Cobalt, aluminium, lithium… Les métaux sont indispensables pour la transition énergétique de l’Europe. Problème, l’UE pourrait en manquer, montre une étude menée par des experts de l’université de Louvain, en Belgique. C’est la première fois qu’une projection jusqu’en 2050 se concentre sur l’Europe. Pour l’Éco a interrogé l’autrice principale du rapport et revient sur les grands enjeux.
Pourquoi elle ?
Géologue de formation, Liesbet Gregoir est ingénieure au sein d’une équipe chargée d’évaluer la durabilité des gisements de matériaux à l’université de Louvain, en Belgique. Son expertise en géologie et en économie l’a conduite à travailler chez ArcelorMittal et chez McKinsey. Liesbet Gregoir est l’autrice principale de l’étude « Metals for Clean Energy : Pathways to solving Europe’s raw materials challenge », publiée en avril 2022 et commanditée par Eurométaux (l’association des producteurs et de recycleurs de métaux non ferreux en Europe).

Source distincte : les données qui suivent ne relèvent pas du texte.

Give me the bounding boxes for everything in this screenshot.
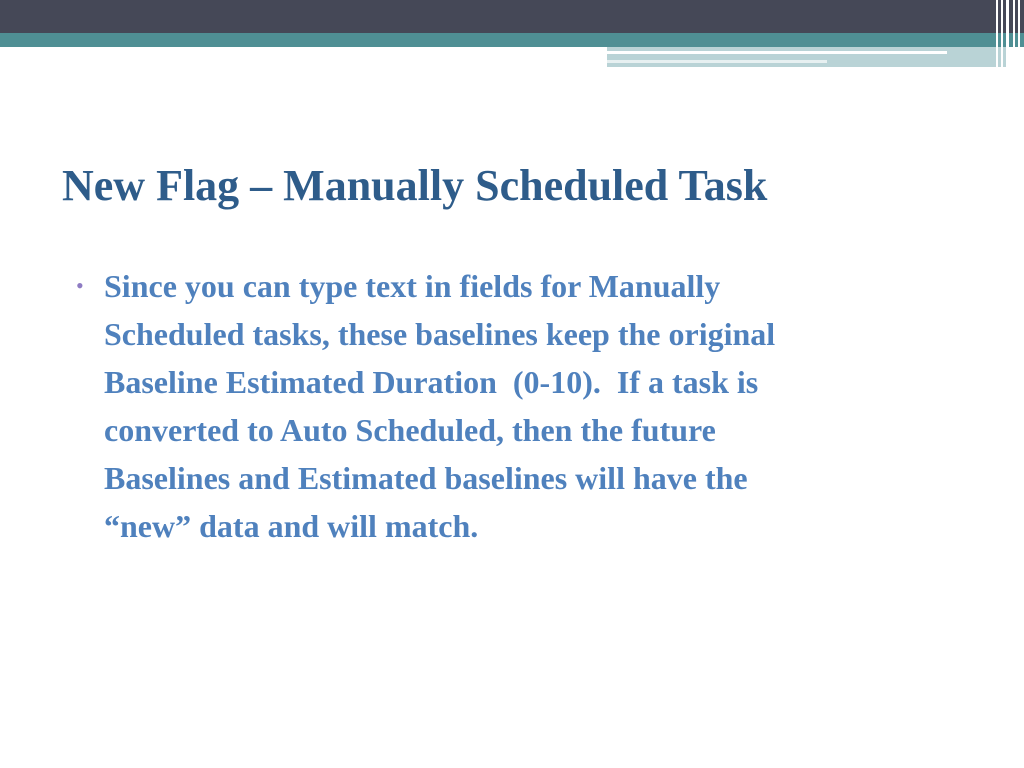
bullet-text-line: Baseline Estimated Duration (0-10). If a task is xyxy=(104,364,759,400)
bullet-text-line: converted to Auto Scheduled, then the future xyxy=(104,412,716,448)
slide-title: New Flag – Manually Scheduled Task xyxy=(62,161,768,210)
bullet-text-line: Since you can type text in fields for Manually xyxy=(104,268,721,304)
bullet-list xyxy=(76,262,956,550)
header-teal-band xyxy=(0,33,1024,47)
bullet-text-line: “new” data and will match. xyxy=(104,508,479,544)
bullet-text-line: Scheduled tasks, these baselines keep the original xyxy=(104,316,776,352)
header-light-stripe-2 xyxy=(607,60,827,63)
bullet-icon: • xyxy=(76,273,84,298)
header-light-stripe xyxy=(607,51,947,54)
header-light-band xyxy=(607,47,1007,67)
header-dark-band xyxy=(0,0,1024,33)
bullet-item xyxy=(76,262,956,550)
bullet-text-line: Baselines and Estimated baselines will have the xyxy=(104,460,748,496)
header-right-stripes xyxy=(992,0,1024,70)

Pour l’Éco. Pourquoi les métaux sont-ils si importants pour la transition énergétique ?
Liesbet Gregoir. Pour décarboner, nous devons obtenir de l’énergie propre via le vent, le soleil, l’eau. Mais pour capter et stocker cette énergie, nous avons besoin d’éoliennes, de panneaux solaires, de batteries, d’hydrogène… Toutes ces technologies nécessitent des métaux (aluminium, lithium, cobalt, silicium, etc.) qu’il faut exploiter, d’autant qu’à l’avenir, l’UE prévoit de fabriquer ces éoliennes, panneaux solaires ou batteries sur son territoire.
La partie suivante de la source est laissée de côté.